Euthanasia – advice for vets for dealing with clients. Please don't say that a dog needed more anaesthetic than would normally be required to end its life. It is a totally unnecessary thing to tell someone. It's also unprofessional. It provides zero comfort to the newly bereaved and worse, it may cause a client to further question what has certainly been an impossibly difficult decision to make. What a client needs to hear is that their dog seems ready to go, and if you have to use more anaesthetic than normal, keep that information to yourself. And unless you truly offer an unconditional, any time 'at home' euthanasia service, please don't mislead clients into thinking that this is an option.
If this blogpost has given the impression that I'm unhappy with the treatment that we received from the veterinary professionals involved in Tilly's care, this was not my intention. Everyone that we came into contact with was kind and caring, and I truly believe that they all had Tilly's best interests at heart. However, it was a lack of knowledge about the presentation of abdominal discomfort and gastric adenocarcinoma, NLR as a progostic factor for cancer, and the (in)effectiveness of Tramadol as a painkiller, that steered the course of Tilly's treatment along a particular path. This path could have been different. The possibility exists that had her symptoms been viewed differently and taken more seriously, and had the cancer been detected early enough, she may still be with us ... and so, if any of the knowledge that I have gained during the course of Tilly's illness enables just one dog and owner to have more time together, then something good will have come out of our experience.
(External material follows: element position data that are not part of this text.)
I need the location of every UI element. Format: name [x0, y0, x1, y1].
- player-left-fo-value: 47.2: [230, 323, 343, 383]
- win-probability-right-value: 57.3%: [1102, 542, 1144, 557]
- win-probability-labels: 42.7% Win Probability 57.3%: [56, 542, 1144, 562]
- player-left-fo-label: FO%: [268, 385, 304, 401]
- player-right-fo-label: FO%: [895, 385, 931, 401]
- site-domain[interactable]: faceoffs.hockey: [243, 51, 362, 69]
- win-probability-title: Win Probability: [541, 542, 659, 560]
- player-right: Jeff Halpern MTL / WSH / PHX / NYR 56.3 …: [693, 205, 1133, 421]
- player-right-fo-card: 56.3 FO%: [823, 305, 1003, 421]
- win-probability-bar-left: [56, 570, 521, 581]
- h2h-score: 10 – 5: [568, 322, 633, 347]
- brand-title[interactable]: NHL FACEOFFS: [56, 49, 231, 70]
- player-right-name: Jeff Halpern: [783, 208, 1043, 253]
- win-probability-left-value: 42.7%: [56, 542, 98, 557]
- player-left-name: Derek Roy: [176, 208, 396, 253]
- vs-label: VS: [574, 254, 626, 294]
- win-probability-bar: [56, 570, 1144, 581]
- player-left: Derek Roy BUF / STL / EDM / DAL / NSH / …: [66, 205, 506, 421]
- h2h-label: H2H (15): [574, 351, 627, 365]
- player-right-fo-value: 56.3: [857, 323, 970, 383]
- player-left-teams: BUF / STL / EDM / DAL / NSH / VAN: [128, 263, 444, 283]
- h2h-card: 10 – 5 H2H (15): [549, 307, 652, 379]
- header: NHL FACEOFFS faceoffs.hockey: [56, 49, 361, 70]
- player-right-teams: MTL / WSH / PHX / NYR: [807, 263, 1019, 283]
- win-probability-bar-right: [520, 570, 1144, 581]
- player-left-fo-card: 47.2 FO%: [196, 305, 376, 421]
In loving memory of my beautiful, brave Tillybean.
Budsberg, S., Torres, B., Kleine, S., Sandberg, G. and Berjeski, A. (2018) Lack of effectiveness of tramadol hydrochloride for the treatment of pain and joint dysfunction in dogs with chronic osteoarthritis. Journal of the American Veterinary Medical Association, 252: 427-432.
Minami, K., Sudo, Y., Miyano, K., Murphy, R. and Uezono, Y. (2015) µ-Opioid receptor activation by tramadol and O-desmethyltramadol (M1). Journal of Anaethesia, 29 (3): 475-479.
Uribe-Querol, E. and Rosales, C. (2015) Neutrophils in Cancer: Two Sides of the Same Coin. Journal of Immunology Research.